Department of Animal Ecology and Physiology, Radboud University, Nijmegen, the Netherlands.
Mech Dev. 2020 Sep;163:103632. doi: 10.1016/j.mod.2020.103632. Epub 2020 Jul 12.
Valproic acid (VPA) is an anti-epileptic drug known to cause congenital craniofacial abnormalities, including orofacial clefts (OFC). The exact mechanisms by which VPA leads to craniofacial skeletal malformations are poorly understood. In this study, we investigated the effects of VPA on cartilage and bone formation in the zebrafish larval head during 1-13 hpf (early) and 25-37 hpf (late) development in which cranial neural crest cells (CNCCs) arise and then proliferate and differentiate, respectively. Double-staining for cartilage and bone at 5 dpf revealed that VPA reduced cartilage and bone formation in a dose-dependent manner after both early or late exposure. Several different CNCC-derived cartilage and bone elements were affected in both groups. In the early group (100 μM VPA), the posterior head length and the ethmoid plate were reduced in length (both p < 0.01), while mineralization of 4 out of 9 bone elements was often lacking (all p < 0.01). In the late group (100 μM VPA), also the posterior head length was reduced as well as the length of the ceratohyals (both p < 0.01). Similar to early exposure, mineralization of 3 out of 9 bone elements was often lacking (all p < 0.01). These results indicate that both CNCC formation (early) and differentiation (late) are hampered by VPA treatment, of which the consequences for bone and cartilage formation are persistent at 5 dpf. Indeed, we also found that the expression of several genes related to cartilage and bone was upregulated at 5 dpf. These data indicate a compensatory reaction to the lack of cartilage and bone. Altogether, VPA seems to induce craniofacial malformations via disturbed CNCC function leading to defects in cartilage and bone formation.

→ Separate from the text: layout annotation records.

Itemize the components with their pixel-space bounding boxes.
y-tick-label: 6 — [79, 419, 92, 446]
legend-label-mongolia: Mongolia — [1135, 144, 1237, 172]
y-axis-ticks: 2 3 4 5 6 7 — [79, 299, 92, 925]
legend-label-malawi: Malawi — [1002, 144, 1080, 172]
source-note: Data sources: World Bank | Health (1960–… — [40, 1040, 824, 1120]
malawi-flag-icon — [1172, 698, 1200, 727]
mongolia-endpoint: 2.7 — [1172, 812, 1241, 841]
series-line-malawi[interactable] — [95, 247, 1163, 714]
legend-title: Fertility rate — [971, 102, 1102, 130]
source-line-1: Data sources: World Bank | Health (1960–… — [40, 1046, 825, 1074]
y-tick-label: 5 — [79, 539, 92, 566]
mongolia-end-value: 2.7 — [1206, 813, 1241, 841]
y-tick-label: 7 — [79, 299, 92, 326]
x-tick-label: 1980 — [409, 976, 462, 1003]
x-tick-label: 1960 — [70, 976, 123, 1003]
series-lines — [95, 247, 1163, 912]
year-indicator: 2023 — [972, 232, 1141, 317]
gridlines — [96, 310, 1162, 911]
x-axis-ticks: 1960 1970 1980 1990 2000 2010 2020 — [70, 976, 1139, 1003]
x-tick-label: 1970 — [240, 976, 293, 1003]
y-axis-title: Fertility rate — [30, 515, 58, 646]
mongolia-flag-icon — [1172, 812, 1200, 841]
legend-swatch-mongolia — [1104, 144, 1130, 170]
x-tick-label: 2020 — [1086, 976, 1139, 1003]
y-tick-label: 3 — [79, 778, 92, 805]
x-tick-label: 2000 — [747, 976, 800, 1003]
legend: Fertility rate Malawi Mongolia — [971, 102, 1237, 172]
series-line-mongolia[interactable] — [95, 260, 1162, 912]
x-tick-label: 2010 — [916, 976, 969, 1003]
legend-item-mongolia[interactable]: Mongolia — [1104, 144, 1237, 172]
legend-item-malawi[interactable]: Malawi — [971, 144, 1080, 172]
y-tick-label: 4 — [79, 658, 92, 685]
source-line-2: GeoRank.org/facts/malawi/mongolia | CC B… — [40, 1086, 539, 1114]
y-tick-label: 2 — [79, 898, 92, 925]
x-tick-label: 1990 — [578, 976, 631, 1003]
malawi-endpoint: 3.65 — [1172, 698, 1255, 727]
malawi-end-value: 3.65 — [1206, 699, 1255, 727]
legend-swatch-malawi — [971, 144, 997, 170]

丙戊酸(VPA)是一种抗癫痫药物,已知其会导致先天性颅面畸形,包括口腔面裂(OFC)。VPA 导致颅面骨骼畸形的确切机制尚未完全清楚。在这项研究中,我们研究了 VPA 在斑马鱼幼虫头部的软骨和骨骼形成中的作用,分别在颅神经嵴细胞(CNCCs)出现和增殖分化的 1-13 hpf(早期)和 25-37 hpf(晚期)发育过程中进行。在 5 dpf 时对软骨和骨骼进行双重染色显示,VPA 在早期或晚期暴露后均以剂量依赖性方式减少软骨和骨骼的形成。两组均影响了几种不同的 CNCC 衍生的软骨和骨骼元素。在早期组(100 μM VPA)中,后头部长度和筛板长度均缩短(均 p<0.01),而 9 个骨骼元素中的 4 个的矿化通常缺乏(均 p<0.01)。在晚期组(100 μM VPA)中,后头部长度和角质骨的长度也缩短(均 p<0.01)。与早期暴露相似,9 个骨骼元素中的 3 个的矿化通常缺乏(均 p<0.01)。这些结果表明,VPA 处理既阻碍了 CNCC 的形成(早期),也阻碍了分化(晚期),其对骨骼和软骨形成的后果在 5 dpf 时仍持续存在。实际上,我们还发现与软骨和骨骼相关的几个基因的表达在 5 dpf 时上调。这些数据表明了对软骨和骨骼缺乏的补偿反应。总之,VPA 似乎通过干扰 CNCC 功能诱导颅面畸形,从而导致软骨和骨骼形成缺陷。